Natural gas is a relatively cheap fuel available almost worldwide. It is a source of fuel for household appliances like stoves and heaters. Unfortunately, gas leakages are very real and scary phenomena. Occasionally, we hear of lives lost in freak accidents like carbon-monoxide poisoning or gas explosions. It is terrifying to send a family member off to a factory job every day, wondering what sort of dangers they may face. Fortunately, there are some simple steps that homeowners and workplace management can take to significantly reduce the risk of such occurrences.
While buying or building a structure, you naturally want to ensure the safety of its inhabitants. Whether it is an office space, a factory area, or your own home, you would want the best possible safety measures for you and those around you. Therefore, is prudent to invest in good quality equipment, especially for your home gas network. Such equipment not only reduces the risk of leakages but also has great longevity, so you won’t have to keep replacing faulty parts every couple of years.
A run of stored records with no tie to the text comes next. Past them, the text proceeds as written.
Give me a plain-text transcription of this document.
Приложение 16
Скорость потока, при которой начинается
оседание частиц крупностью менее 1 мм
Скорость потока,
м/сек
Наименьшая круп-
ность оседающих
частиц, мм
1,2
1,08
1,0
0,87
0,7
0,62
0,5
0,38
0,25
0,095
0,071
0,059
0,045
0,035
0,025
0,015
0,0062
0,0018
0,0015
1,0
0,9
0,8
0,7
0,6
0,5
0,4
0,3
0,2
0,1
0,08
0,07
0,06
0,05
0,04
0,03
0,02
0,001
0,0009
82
While laying down a gas network in a home or any building, the piping material is an important factor to keep in mind. Hard thermoplastic pipes are very widely used, mainly due to their high strength-to-weight ratio. In addition to this, they are quite long-lasting and have a relatively low manufacturing cost. Although the recommended and permitted materials for gas piping vary from area to area. It is always best to seek confirmation from relevant authorities in your area in order to avoid any safety inspection mishaps.
2. Connectors and Valves
You also need flexible connectors to connect your appliances to the gas source. Between the piping and the connector, you need a good-quality shut-off valve. You can either use the gate, globe, or ball valves. Ball valves for gas lines tend to be smaller and lighter than gate valves. They are also completely leak-proof and allow quick mechanisms to open and shut. They tend to be safer because of their flexibility as well. The more flexible your valve is, the fewer valves you need to install, thus reducing the number of possible leakage points. You need to install a shut-off valve in almost every room you plan to use a gas appliance.
3. A simple precaution
There is a simple method to ensure even if a gas leak is there, it never accumulates and leads to carbon monoxide poisoning or an explosion. You should never use a gas appliance for an extended period of time in a non-ventilated room. Always try to have a window cracked when your heater or stove is on.
4. Gas Detectors
Having some form of gas leakage detection system is highly recommended. The best systems inform you of a leakage risk, whether you are at home or not, through your cell phones. It is also a good measure to have the detection systems linked to the nearest fire department. This allows the system to automatically call for help and allow for immediate response. The alert to the fire department can then be shut off manually by the owner by entering a code.
What to do if you detect a leak?
5. Find the source
Try tracing the source of the leak and turn it off as soon as possible to prevent further gas accumulation.
Immediately open all the doors and windows to release the accumulated gas.
7. Prevent Sparks
Make sure to not do anything that will ignite a spark. This includes lighting matches, using lighters, switching on lights, or even using your cell phone.
8. Contact the fire department
Lastly, you should step out of the building and call for help, even if the situation seems under control. You can never be too careful about the safety and health of your loved ones.
Workplace productivity is at its maximum when employees are in good health. Parents always want the best for their children, they never compromise on health. Even when gas leaks do not result in gas accumulation, where there is a constant minor leak, it is known to have detrimental long-term effects on the health of the inhabitants, the least severe of which are nausea and drowsiness. Long-term exposure to carbon monoxide can cause symptoms similar to those seen in Parkinson’s disease. Employers can be safe from future expenditure on employees’ health care bills by investing in good equipment for their workspace. The same is true in the case of parents with their children, with the added anxiety of seeing a loved one suffer. It is always better to be safe than sorry.